Ingredients
Method
TORTILLAS
- Mix all ingredients in a bowl and mix through with your hand until it is not sticking to your hand
- Cover with a cloth and set aside to rest from about 3 minutes to 1 hour
- Add a little flour to a working space, remove the dough, divide the dough to make 20 little balls the size of golf balls
- Roll out and place on a plate, make sure you do not add too much flour to the surface to prevent tortillas to be too dry.

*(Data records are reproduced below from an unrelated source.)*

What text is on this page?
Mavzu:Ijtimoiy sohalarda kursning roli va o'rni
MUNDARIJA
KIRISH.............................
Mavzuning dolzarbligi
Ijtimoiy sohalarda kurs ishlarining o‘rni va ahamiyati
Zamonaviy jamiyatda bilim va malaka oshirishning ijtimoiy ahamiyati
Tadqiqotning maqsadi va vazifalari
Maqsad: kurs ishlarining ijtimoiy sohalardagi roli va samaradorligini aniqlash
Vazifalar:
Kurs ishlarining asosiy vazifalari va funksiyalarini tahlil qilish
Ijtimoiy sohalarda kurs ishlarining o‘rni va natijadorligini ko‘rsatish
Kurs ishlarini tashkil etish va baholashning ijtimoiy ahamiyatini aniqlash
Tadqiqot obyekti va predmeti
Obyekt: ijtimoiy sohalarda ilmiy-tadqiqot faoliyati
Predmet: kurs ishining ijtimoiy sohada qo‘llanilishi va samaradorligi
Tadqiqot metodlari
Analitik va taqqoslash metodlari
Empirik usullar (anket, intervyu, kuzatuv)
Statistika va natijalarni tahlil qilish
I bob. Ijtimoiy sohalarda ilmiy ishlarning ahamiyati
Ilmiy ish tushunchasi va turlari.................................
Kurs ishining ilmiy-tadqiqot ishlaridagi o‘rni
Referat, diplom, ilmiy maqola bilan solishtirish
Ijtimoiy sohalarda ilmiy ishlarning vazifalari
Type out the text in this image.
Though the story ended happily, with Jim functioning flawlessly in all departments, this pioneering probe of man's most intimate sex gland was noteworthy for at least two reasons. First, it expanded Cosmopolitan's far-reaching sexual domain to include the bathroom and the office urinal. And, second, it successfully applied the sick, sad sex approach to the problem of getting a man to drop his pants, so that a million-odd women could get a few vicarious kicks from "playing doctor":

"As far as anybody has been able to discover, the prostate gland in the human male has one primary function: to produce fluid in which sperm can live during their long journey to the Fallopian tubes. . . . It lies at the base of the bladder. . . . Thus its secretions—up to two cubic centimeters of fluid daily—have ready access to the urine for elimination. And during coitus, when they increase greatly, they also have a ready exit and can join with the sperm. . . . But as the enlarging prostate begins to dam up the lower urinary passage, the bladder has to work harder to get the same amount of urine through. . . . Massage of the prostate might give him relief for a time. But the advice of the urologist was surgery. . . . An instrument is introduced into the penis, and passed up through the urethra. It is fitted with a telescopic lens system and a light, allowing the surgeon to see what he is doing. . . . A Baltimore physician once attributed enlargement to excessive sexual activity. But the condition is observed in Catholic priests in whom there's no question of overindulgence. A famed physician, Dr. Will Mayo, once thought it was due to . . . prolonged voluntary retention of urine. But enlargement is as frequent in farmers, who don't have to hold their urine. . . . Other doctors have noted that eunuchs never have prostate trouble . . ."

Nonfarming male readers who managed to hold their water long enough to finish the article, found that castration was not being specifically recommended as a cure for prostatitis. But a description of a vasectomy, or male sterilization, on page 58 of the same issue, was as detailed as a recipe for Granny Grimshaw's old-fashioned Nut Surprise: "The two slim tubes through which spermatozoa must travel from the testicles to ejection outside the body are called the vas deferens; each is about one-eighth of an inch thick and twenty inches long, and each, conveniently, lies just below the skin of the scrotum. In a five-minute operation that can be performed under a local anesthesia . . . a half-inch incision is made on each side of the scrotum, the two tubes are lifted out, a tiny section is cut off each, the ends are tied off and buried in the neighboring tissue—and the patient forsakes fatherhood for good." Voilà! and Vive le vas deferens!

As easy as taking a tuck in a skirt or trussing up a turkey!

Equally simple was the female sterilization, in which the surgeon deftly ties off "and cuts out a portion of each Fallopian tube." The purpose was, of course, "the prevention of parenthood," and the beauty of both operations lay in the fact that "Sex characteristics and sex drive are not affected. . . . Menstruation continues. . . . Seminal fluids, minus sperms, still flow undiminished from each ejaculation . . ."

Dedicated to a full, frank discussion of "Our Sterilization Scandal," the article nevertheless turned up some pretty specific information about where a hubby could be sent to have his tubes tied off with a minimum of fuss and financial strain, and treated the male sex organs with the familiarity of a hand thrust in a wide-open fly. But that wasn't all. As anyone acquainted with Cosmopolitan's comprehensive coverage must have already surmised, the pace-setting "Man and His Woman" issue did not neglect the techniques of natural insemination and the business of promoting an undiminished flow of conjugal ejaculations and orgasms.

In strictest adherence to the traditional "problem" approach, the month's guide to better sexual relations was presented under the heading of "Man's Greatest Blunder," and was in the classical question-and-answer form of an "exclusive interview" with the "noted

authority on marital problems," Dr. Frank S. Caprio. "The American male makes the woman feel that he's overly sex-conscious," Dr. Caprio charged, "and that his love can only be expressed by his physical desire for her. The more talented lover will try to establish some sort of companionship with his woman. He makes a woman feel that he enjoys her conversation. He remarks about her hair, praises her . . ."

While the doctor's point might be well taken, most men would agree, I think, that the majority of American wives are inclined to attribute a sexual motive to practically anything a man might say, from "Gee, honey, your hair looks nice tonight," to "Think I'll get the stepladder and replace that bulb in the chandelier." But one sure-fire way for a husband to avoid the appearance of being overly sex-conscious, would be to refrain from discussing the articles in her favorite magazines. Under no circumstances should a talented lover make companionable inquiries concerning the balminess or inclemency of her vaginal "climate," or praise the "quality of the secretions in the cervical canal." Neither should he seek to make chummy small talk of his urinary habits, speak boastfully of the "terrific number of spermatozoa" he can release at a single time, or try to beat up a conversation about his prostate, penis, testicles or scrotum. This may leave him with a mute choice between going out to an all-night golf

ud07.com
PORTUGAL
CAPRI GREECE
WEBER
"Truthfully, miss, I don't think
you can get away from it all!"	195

- If you don’t have a pizza stone you can use a skillet on high heat
- Bake the tortillas for 2 minutes on each side, when bubbles appear, turn over, when the sides lift, it’s ready
- When using a pizza stone in the oven, preheat the oven to 220 °C for 30 to 45 minutes ahead of starting the tortillas
- Place one tortilla at a time on the stone, when bubbles appear, turn over, when the sides lift, it’s ready
BASIC SALSA
- Place ingredients in a blender or food processor and mix, be careful not to puree
PICKLED ONION
- Combine all the ingredients, cover, and set aside
- Drain off the vinegar before serving
PERI-PERI CHICKEN
- Place skillet on medium heat with little olive oil added, saute onion and pepper with spices for 3 minutes
- Add the mince and saute until the chicken is cooked
- Set aside
- Serve the tortillas with Jalapeno sauce, chopped Jalapenos, and Feta Cheese.